В вазочке из синего стекла на подоконнике они смотрелись просто чудесно.
— Присаживайся, — я показала рукой на диван, — мама ушла к Кирилловне.
— «Завершение объединения русских земель. Присоединение Новгорода», — прочел Ростислав, поднимая с дивана раскрытый учебник. — Как успехи?
— Оставь, — махнула я рукой, — меня от этого в сон клонит.
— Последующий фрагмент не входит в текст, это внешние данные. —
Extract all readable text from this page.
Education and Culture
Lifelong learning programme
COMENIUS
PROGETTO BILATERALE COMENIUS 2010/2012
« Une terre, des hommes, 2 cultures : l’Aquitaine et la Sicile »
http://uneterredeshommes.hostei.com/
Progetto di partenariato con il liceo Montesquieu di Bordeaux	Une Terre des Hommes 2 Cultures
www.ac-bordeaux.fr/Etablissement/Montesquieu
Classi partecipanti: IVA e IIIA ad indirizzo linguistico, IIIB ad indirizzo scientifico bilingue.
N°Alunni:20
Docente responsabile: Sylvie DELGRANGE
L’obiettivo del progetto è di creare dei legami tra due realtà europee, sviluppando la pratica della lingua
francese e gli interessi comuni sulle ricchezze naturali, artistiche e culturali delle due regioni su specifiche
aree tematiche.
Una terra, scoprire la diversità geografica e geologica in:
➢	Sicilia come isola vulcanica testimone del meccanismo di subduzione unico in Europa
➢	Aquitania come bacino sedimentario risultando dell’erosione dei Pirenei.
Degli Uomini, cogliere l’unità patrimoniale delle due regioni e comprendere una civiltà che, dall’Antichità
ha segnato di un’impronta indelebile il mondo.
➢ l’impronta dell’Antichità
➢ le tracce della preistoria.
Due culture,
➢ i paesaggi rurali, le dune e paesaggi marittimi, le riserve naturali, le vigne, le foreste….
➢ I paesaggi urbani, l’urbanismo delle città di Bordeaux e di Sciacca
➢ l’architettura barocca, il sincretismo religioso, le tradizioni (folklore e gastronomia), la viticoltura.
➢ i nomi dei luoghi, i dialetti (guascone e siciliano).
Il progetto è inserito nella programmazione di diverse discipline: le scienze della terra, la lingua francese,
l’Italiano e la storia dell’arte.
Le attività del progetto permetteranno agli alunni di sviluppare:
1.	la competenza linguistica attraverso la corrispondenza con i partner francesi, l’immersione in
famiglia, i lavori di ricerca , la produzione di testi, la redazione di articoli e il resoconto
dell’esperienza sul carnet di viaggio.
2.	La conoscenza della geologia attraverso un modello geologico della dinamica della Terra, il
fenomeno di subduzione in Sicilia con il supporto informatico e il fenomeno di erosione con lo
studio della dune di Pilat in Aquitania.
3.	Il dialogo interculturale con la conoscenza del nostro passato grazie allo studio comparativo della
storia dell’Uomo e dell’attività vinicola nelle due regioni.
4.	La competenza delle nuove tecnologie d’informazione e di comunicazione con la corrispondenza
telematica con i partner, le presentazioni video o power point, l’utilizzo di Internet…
— В сон? — он рассмеялся, — я бы сказал наоборот: «О, сколько жизни было здесь, невозвратимо пережитой…». Ты хоть запомнила, в каком году Новгород потерял самостоятельность?
— В 1478.
— Умница! Вот мы давеча говорили о Реформации и ты спросила, почему же ее в России не было. Знаешь, в истории любого народа бывают периоды всплеска религиозного чувства, живейшего интереса к вере, когда, кажется, повсюду о ней толкуют. У нас тоже такое было. Начиналось все в Новгороде. Там два священника, Дионисий и Алексей, дали толчок новым взглядам. Они отрицали монашество, монастырское землевладение и даже посерьезнее вещи высказывали. И слово их имело большой успех, слушать его шли толпы простого народа. И не только простого — симоновский архимандрит Зосима, и дьяк посольского приказа, то есть министр иностранных дел, Федор Курицын, и мать наследника престола Елена и сам великий князь Иван III — все были увлечены новым учением. К концу восьмидесятых годов последователей у него находилось множество и в Москве, и в Новгороде, и в Пскове, и в сопредельных областях. Чем тебе не Реформационное движение? Вокруг Федора Курицына образовался кружок, состоявший из наиболее передовых и образованных членов общества. Они сделали перевод Библии на славянский язык задолго до появления известной Геннадиевской Библии, они писали религиозные трактаты, излагая свои взгляды на понимание христианства. Фактически, эти люди разрушили стереотипы древнерусского мышления, которому была чужда идея критического анализа. Естественно, монастыри не могли мириться с тем, что происходит. Почти все земли новгородского владыки были конфискованы, пострадали и многие церковно-монастырские вотчины. Надо было спасать себя! Появилась идея о том, что учение принес на Русь жид Схария. При том, что вольнодумцы принимали все десять заповедей, включая субботнюю, назвали «жидовским». Это логично. В те дни, когда науку называли «латинством», можно было и десятисловие назвать его «жидовством»! После Собора 1504 года, осудившего еретиков, начались казни…
Я слушала Ростислава и припоминала, что об этом же движении «жидовствующих», кажется, упоминалось в том памятном разговоре Гурия с Михеем и Иоанном в библиотеке. Впрочем, церковные историки всегда уделяли внимание этой «новгородско-московской ереси».
— Но ведь они не признавали божественность Иисуса Христа! — сказала я, повторяя то, что читала в книгах.